If the page is slow to load, try 'Stop Loading' (usually 'stop' or 'X' icon). Comment counts will be missing, but content should be complete.

 Tuesday, February 21, 2006

If you want to smother a democracy, you’re going to want to work in the dark:

In a seven-year-old secret program at the National Archives, intelligence agencies have been removing from public access thousands of historical documents that were available for years, including some already published by the State Department and others photocopied years ago by private historians.

But because the reclassification program is itself shrouded in secrecy — governed by a still-classified memorandum that prohibits the National Archives even from saying which agencies are involved — it continued virtually without outside notice until December. That was when an intelligence historian, Matthew M. Aid, noticed that dozens of documents he had copied years ago had been withdrawn from the archives’ open shelves.

Mr. Aid was struck by what seemed to him the innocuous contents of the documents — mostly decades-old State Department reports from the Korean War and the early cold war.…

[A research group at George Washington University] plans to post Mr. Aid’s reclassified documents and his account of the secret program on its Web site, www.gwu.edu/~nsarchiv, on Tuesday.

But the historians say the program is removing material that can do no conceivable harm to national security. They say it is part of a marked trend toward greater secrecy under the Bush administration, which has increased the pace of classifying documents, slowed declassification and discouraged the release of some material under the Freedom of Information Act.

“I think this is a travesty,” said Dr. [Anna K.] Nelson, who said she believed that some reclassified material was in her files. “I think the public is being deprived of what history is really about: facts.”

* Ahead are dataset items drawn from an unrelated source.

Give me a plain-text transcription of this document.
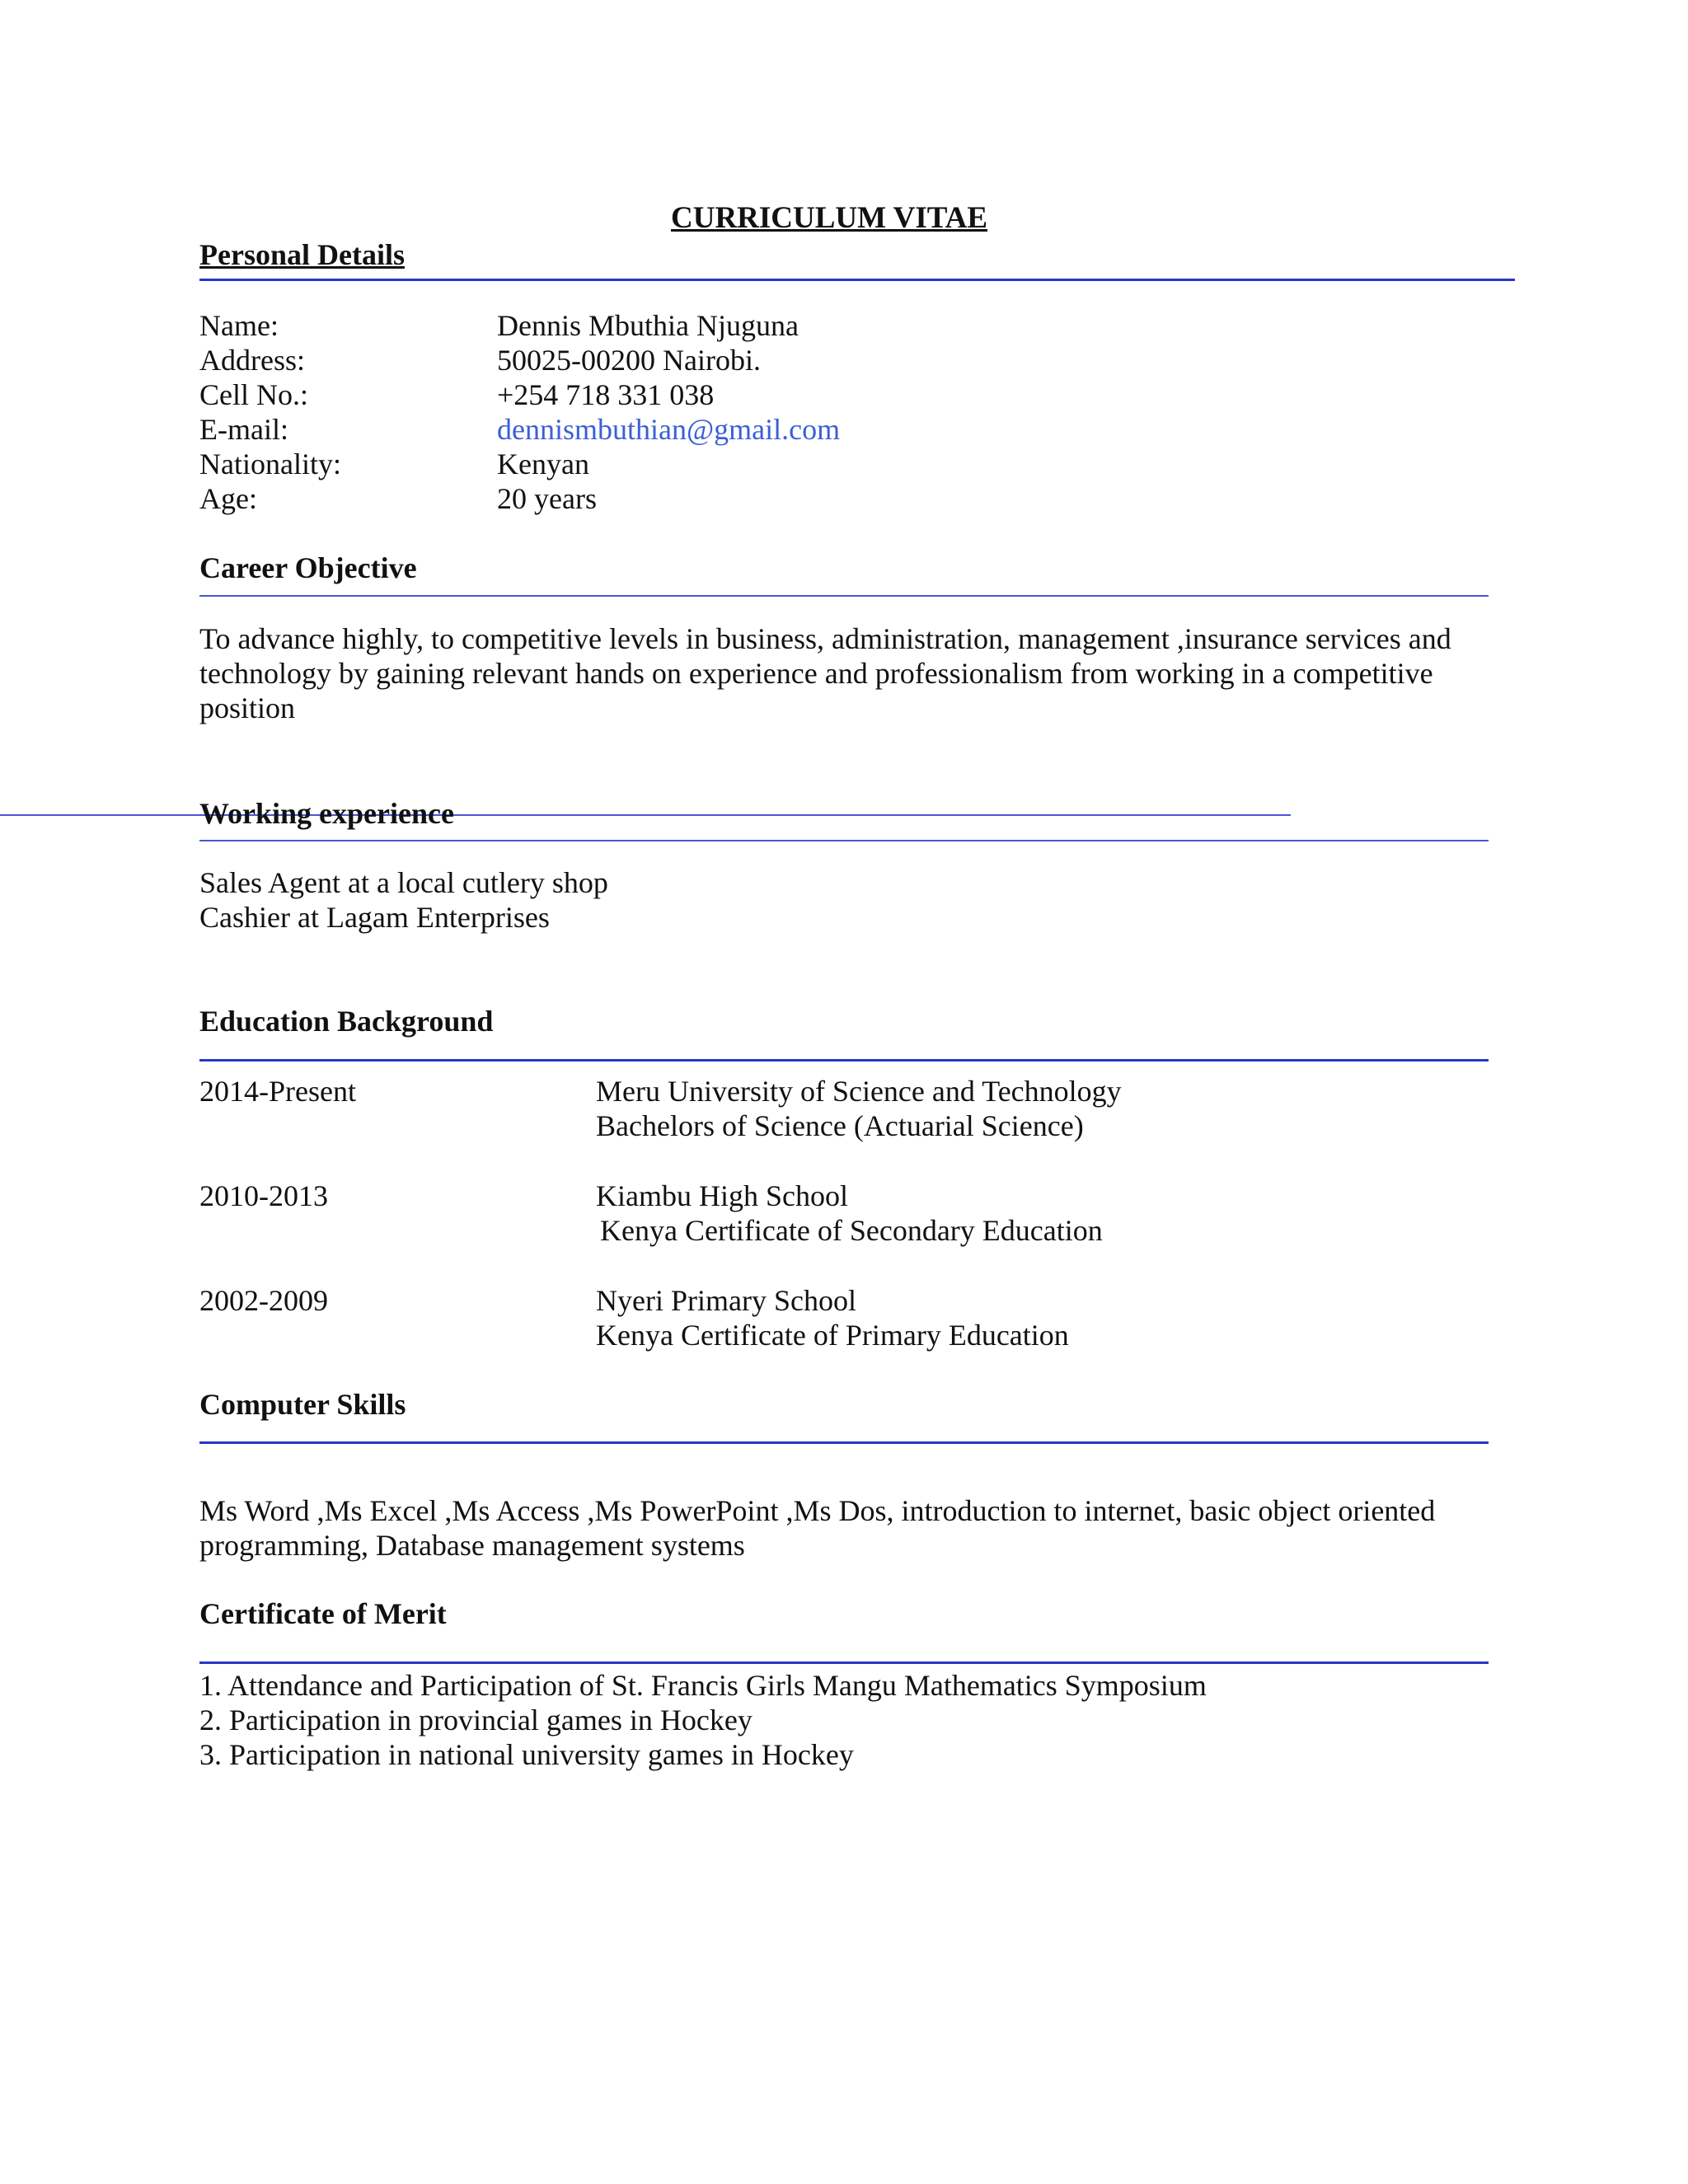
CURRICULUM VITAE
Personal Details
Name:	Dennis Mbuthia Njuguna
Address:	50025-00200 Nairobi.
Cell No.:	+254 718 331 038
E-mail:	dennismbuthian@gmail.com
Nationality:	Kenyan
Age:	20 years
Career Objective
To advance highly, to competitive levels in business, administration, management ,insurance services and technology by gaining relevant hands on experience and professionalism from working in a competitive position
Working experience
Sales Agent at a local cutlery shop
Cashier at Lagam Enterprises
Education Background
2014-Present	Meru University of Science and Technology
Bachelors of Science (Actuarial Science)
2010-2013	Kiambu High School
Kenya Certificate of Secondary Education
2002-2009	Nyeri Primary School
Kenya Certificate of Primary Education
Computer Skills
Ms Word ,Ms Excel ,Ms Access ,Ms PowerPoint ,Ms Dos, introduction to internet, basic object oriented programming, Database management systems
Certificate of Merit
1. Attendance and Participation of St. Francis Girls Mangu Mathematics Symposium
2. Participation in provincial games in Hockey
3. Participation in national university games in Hockey
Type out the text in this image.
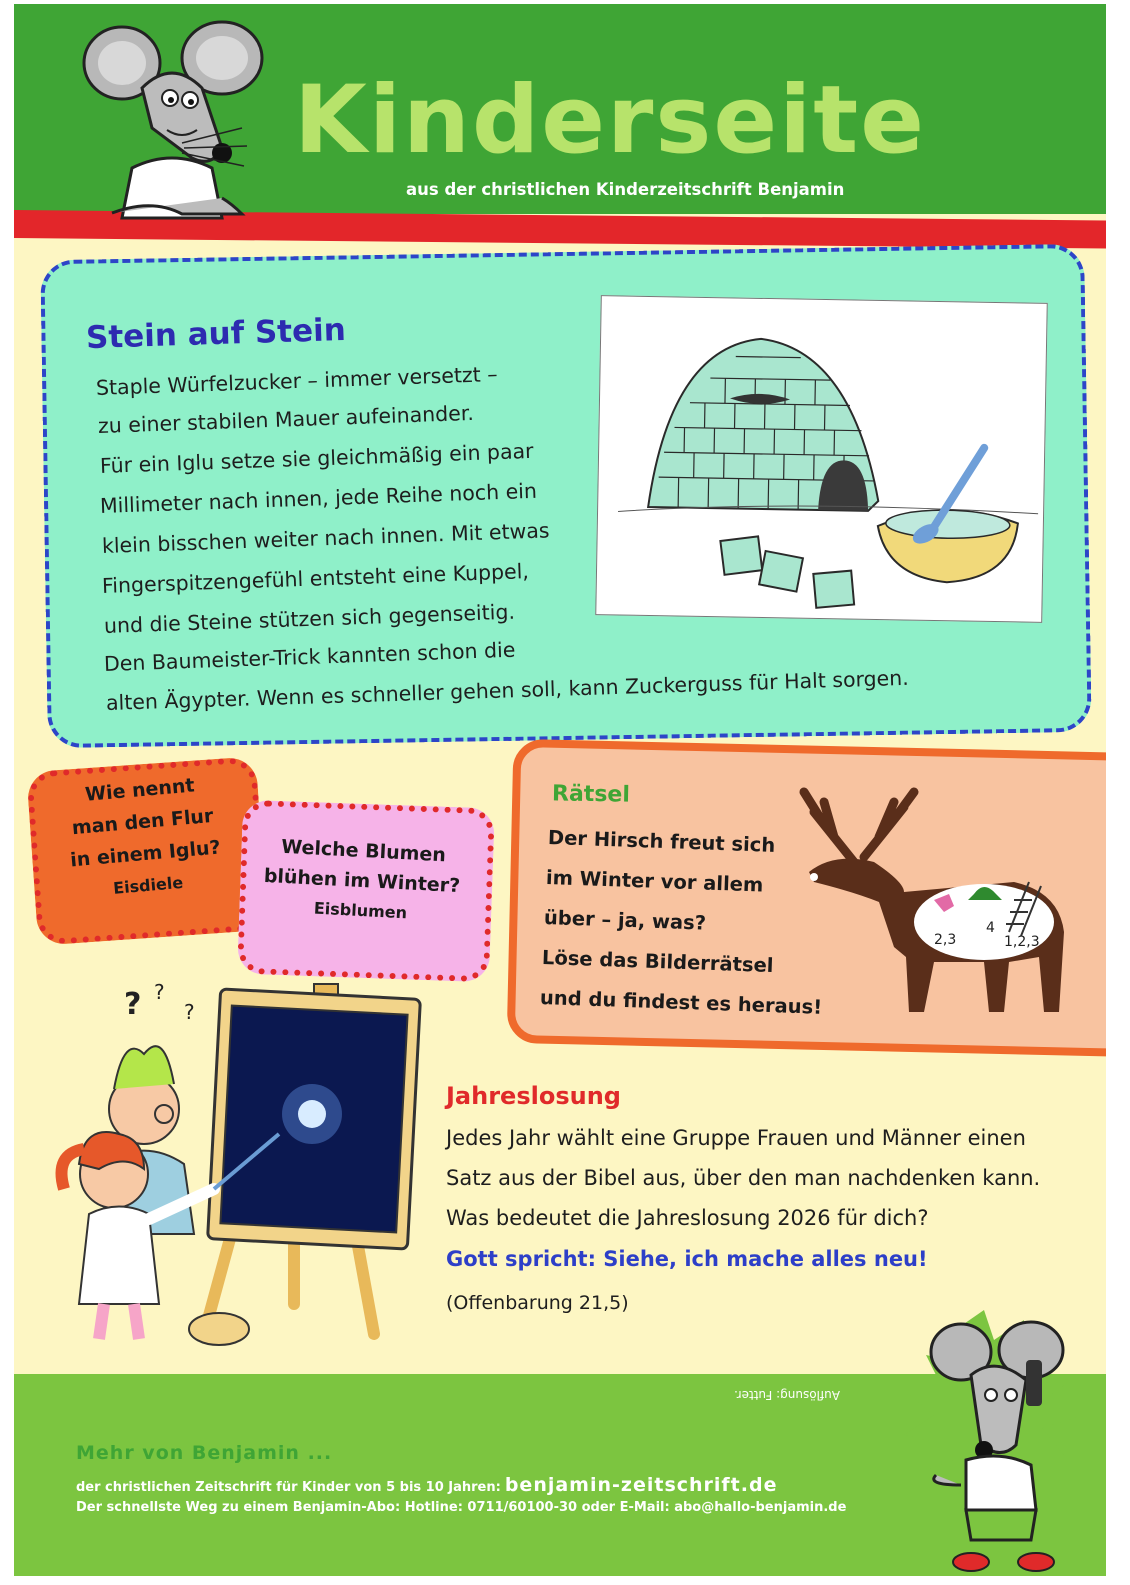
Kinderseite
aus der christlichen Kinderzeitschrift Benjamin
Stein auf Stein
Staple Würfelzucker – immer versetzt –
zu einer stabilen Mauer aufeinander.
Für ein Iglu setze sie gleichmäßig ein paar
Millimeter nach innen, jede Reihe noch ein
klein bisschen weiter nach innen. Mit etwas
Fingerspitzengefühl entsteht eine Kuppel,
und die Steine stützen sich gegenseitig.
Den Baumeister-Trick kannten schon die
alten Ägypter. Wenn es schneller gehen soll, kann Zuckerguss für Halt sorgen.
Wie nennt
man den Flur
in einem Iglu?
Eisdiele
Welche Blumen
blühen im Winter?
Eisblumen
Rätsel
Der Hirsch freut sich
im Winter vor allem
über – ja, was?
Löse das Bilderrätsel
und du findest es heraus!
2,3
4
1,2,3
? ?
?
Jahreslosung
Jedes Jahr wählt eine Gruppe Frauen und Männer einen
Satz aus der Bibel aus, über den man nachdenken kann.
Was bedeutet die Jahreslosung 2026 für dich?
Gott spricht: Siehe, ich mache alles neu!
(Offenbarung 21,5)
Auflösung: Futter.
Mehr von Benjamin ...
der christlichen Zeitschrift für Kinder von 5 bis 10 Jahren: benjamin-zeitschrift.de
Der schnellste Weg zu einem Benjamin-Abo: Hotline: 0711/60100-30 oder E-Mail: abo@hallo-benjamin.de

Of course, the Bush Administration believes facts are implicated with reality in a conspiracy to undermine the Administration’s authority. From a 2004 New York Times Magazine article by Ron Suskind:

In the summer of 2002, after I had written an article in Esquire that the White House didn’t like about Bush’s former communications director, Karen Hughes, I had a meeting with a senior adviser to Bush. He expressed the White House’s displeasure, and then he told me something that at the time I didn’t fully comprehend — but which I now believe gets to the very heart of the Bush presidency.

The aide said that guys like me were “in what we call the reality-based community,” which he defined as people who “believe that solutions emerge from your judicious study of discernible reality.” I nodded and murmured something about enlightenment principles and empiricism. He cut me off. “That’s not the way the world really works anymore,” he continued. “We’re an empire now, and when we act, we create our own reality. And while you’re studying that reality — judiciously, as you will — we’ll act again, creating other new realities, which you can study too, and that’s how things will sort out. We’re history’s actors … and you, all of you, will be left to just study what we do.”

Remember, folks: Bush, Cheney and Company aren’t liars, because truth is an illusion.